MARCELO FONTENELE - Por conta da praticidade, muitas mães acabam optando por lanches rápidos para seus filhos como biscoitos recheados, achocolatados, salgados e comidas de famosos fast foods. Qual a sua recomendação?

DRA. LAYRA VIEIRA - Estes alimentos podem representar um risco à saúde, causando alergias, doenças cardiovasculares e até câncer quando consumidos em excesso. Para tornar estes alimentos mais vistosos, práticos e duráveis, os fabricantes usam algumas dezenas de aditivos químicos. Os mais comuns são os corantes, aromatizantes, conservantes, antioxidantes, estabilizantes e acidulantes. São eles os responsáveis por dar sabor, cheiro e aspecto naturais aos alimentos industrializados, além de maior durabilidade. Minha recomendação é simples, Tenha uma alimentação adequada com frutas, verduras, legumes, cereais integrais, carnes magras e água são ricos em vitaminas, minerais e fibras. Faça destes alimentos sua principal fonte de alimentação.

 


MARCELO FONTENELE - No caso de crianças com sobrepeso ou obesas, o que pode auxiliar a nutrição para combater este problema?

DRA. LAYRA VIEIRA - O número de crianças com sobrepeso ou obesidade tem aumentado de maneira significativa. Isso preocupa muito os pais e familiares, já que junto a este quadro surgem doenças crônicas como hipertensão e diabetes que não eram tão presentes nessa faixa etária.
A melhor forma para combater esse problema é estimular a criança a levar uma alimentação saudável para que não sofra com a obesidade, necessitando ser balanceada e adequada com todos os grupos alimentares:

•    Energéticos (fornecem energia necessária para a realização das atividades físicas: pães, batatas, arroz etc.);
•    Construtores (formam tecidos e mantêm estruturas orgânicas: leite, queijos, carnes, frango, peixes, ovos, feijões etc.);
•    Reguladores (vitaminas e minerais: frutas, legumes e verduras).
A alimentação também precisa ser livre de açúcares, gorduras e muito sódio e pobre em frituras, alimentos gordurosos e alimentos com muita caloria vazia, ou seja, com baixo valor nutritivo, associado a uma pratica de atividade física.

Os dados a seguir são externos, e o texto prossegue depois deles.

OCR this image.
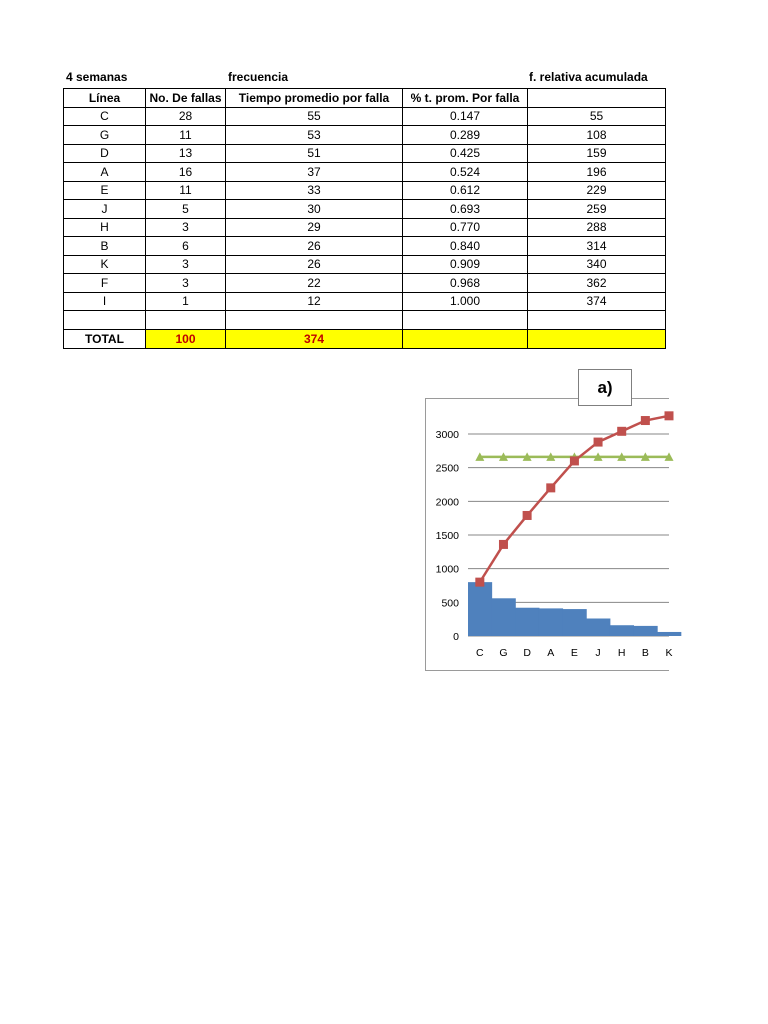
4 semanas	frecuencia	f. relativa acumulada
Línea	No. De fallas	Tiempo promedio por falla	% t. prom. Por falla	
C	28	55	0.147	55
G	11	53	0.289	108
D	13	51	0.425	159
A	16	37	0.524	196
E	11	33	0.612	229
J	5	30	0.693	259
H	3	29	0.770	288
B	6	26	0.840	314
K	3	26	0.909	340
F	3	22	0.968	362
I	1	12	1.000	374

TOTAL	100	374		
0
500
1000
1500
2000
2500
3000
C G D A E J H B K
a)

MARCELO FONTENELE - Por fim, qual o seu recado para os pais que acham que cuidar da nutrição infantil é bobagem e como funciona o atendimento nutricional da criança?

DRA. LAYRA VIEIRA - Como já ressaltei nas respostas anteriores são diversos os motivos para cuidar da nutrição do seu filho, é na infância que os hábitos alimentares serão formados, e esses, seguirão por toda a vida. É nessa fase também que várias doenças começam a ser desenvolvidas, e por meio de uma alimentação equilibrada é possível evita-las e melhorar a qualidade de vida da criança. O atendimento consiste na avaliação nutricional da criança por meio de vários parâmetros.
Avaliação minuciosa do hábito alimentar e da rotina de vida (incluindo a rotina de alimentação na escola), para identificação dos pontos que devem ser mudados. Avaliação do histórico de crescimento e da curva de peso. Avaliação de exames bioquímicos (sempre solicitado em concordância com o pediatra responsável). Avaliação antropométrica (peso, altura), aferição das circunferências (com trenas antropométricas) e das dobras cutâneas (com o adipômetro). Somente após essa avaliação é elaborado um planejamento alimentar personalizado, que atende aos gostos, preferências e necessidades individuais de cada faixa etária.